With most large businesses gearing up to pass on their wealth to their next generation, family offices are playing a crucial role in the succession planning.

The fortunes of the handful of large Indian business families 40-50 years ago was heavily dependent on inherited wealth and the licence raj.

However, with the country’s liberalised economy growing at explosive rates, today there are many new businesses that are very large and have created wealth in just one or two generations.

Multi-Act, an investment advisory and portfolio management services company, says its findings show that most of the recent wealth creators have no prior experience in managing a large corpus. Their need for professional help in handling their wealth has led to the rise of the so-called family offices.

Pointing out that wealth has historically seldom managed to devolve intact to the fourth generation, Ashutosh Bishnoi, Director, Multi-Act, said India is no different.

“At Multi-Act we find that, along with a well thought out strategic portfolio goal, most of the well-structured family offices now have a written constitution and governance structure. There is now much greater awareness of the need to implement a gradual succession plan, than to leave everything to a will and testament, as was the case earlier,” he said.
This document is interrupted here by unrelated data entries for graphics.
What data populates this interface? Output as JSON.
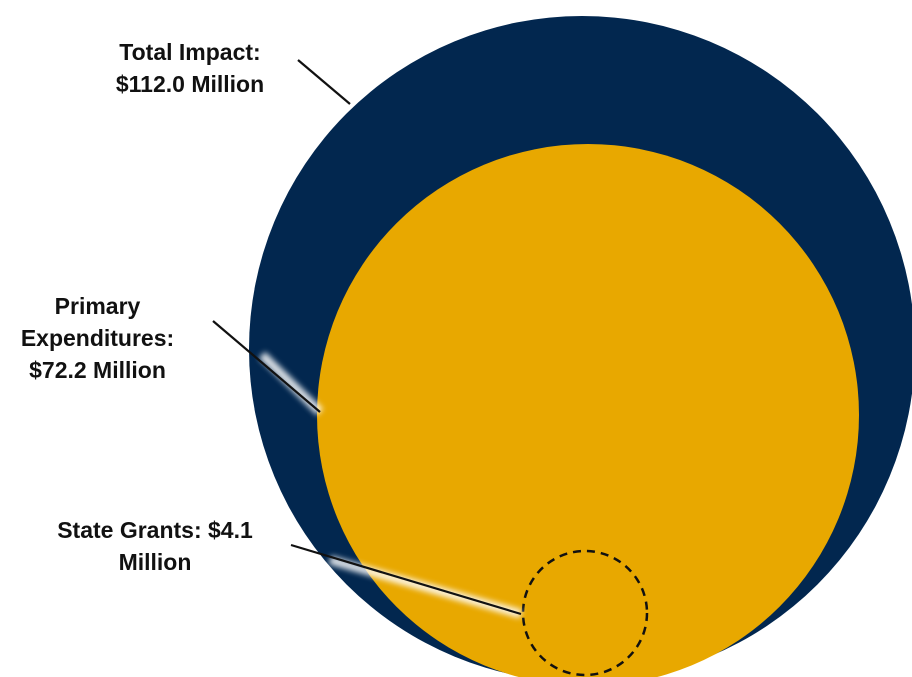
{
  "diagram": {
    "type": "nested-bubble",
    "colors": {
      "outer": "#02274f",
      "inner": "#e8a800",
      "background": "#ffffff",
      "leader": "#111111"
    },
    "circles": [
      {
        "id": "total-impact",
        "label_lines": [
          "Total Impact:",
          "$112.0 Million"
        ],
        "value_million": 112.0
      },
      {
        "id": "primary-expenditures",
        "label_lines": [
          "Primary",
          "Expenditures:",
          "$72.2 Million"
        ],
        "value_million": 72.2
      },
      {
        "id": "state-grants",
        "label_lines": [
          "State Grants: $4.1",
          "Million"
        ],
        "value_million": 4.1,
        "outline": "dashed"
      }
    ]
  }
}
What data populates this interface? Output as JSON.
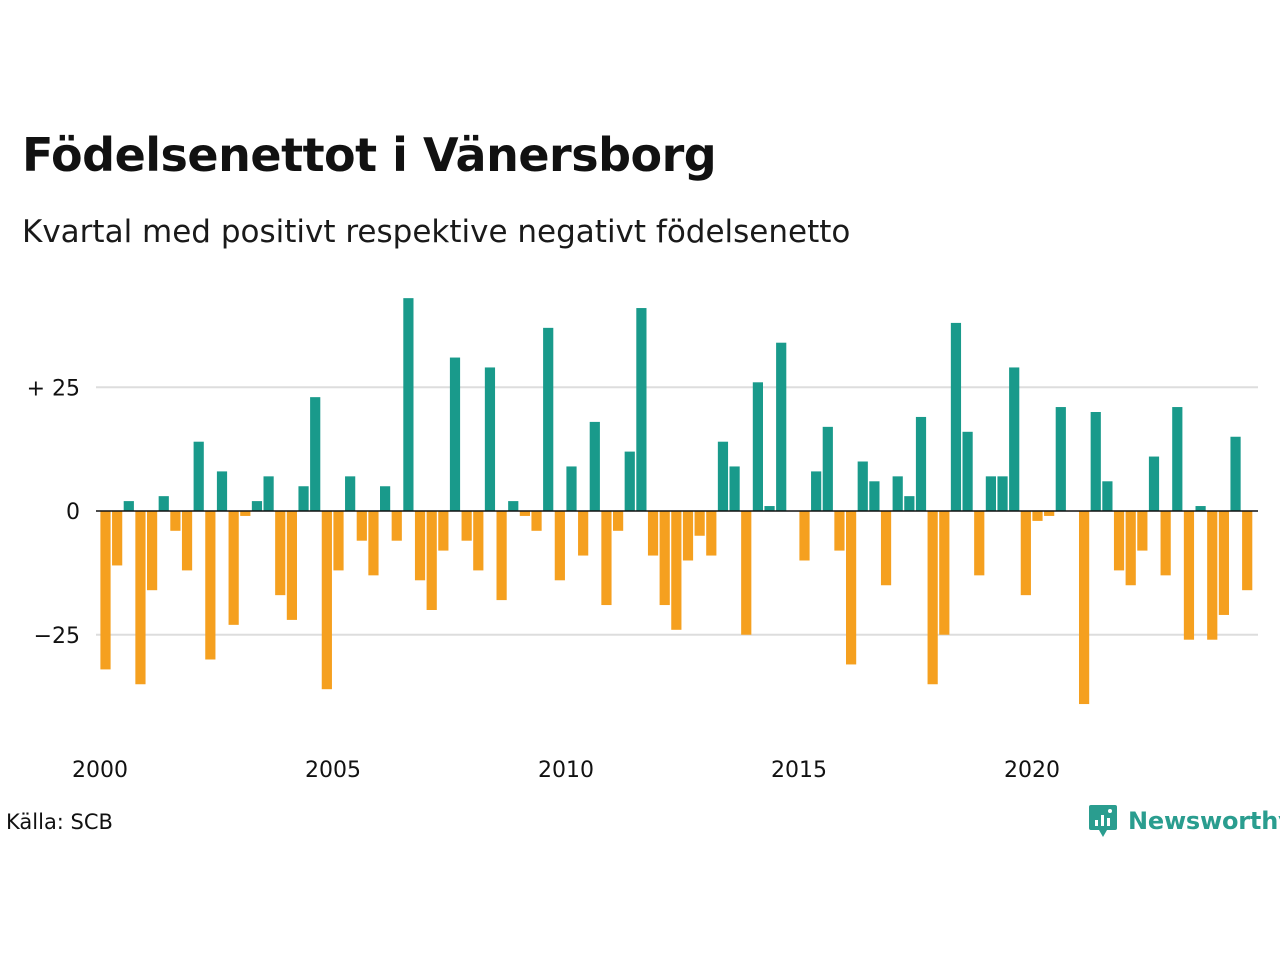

Launching the latest IIFL Wealth Hurun India Rich List, Anas Rahman Junaid, MD and Chief Researcher, Hurun India, said almost 60 per cent of the entries on the Rs 108-lakh-crore list will witness intergenerational wealth transfer in the next 10 years.

“The young leaders of the family, supported by some of the brightest professional managers and investors, will turbocharge wealth creation in family businesses,” he said.

Recently, several new wealth managers and ‘multi-family offices’ have come up to assist family offices in achieving their goals. However, Multi-Act says many of these are product resellers who add a layer of advice on top of the commission-led sales. Besides, most of them rely on sell-side research or past performance data to assimilate their ‘advice’. As a result, family offices have tended to expensively assemble portfolios that give index-like returns. These are early days in the development of this market and, hopefully, more genuine fiduciaries will emerge in the Indian market to help family offices.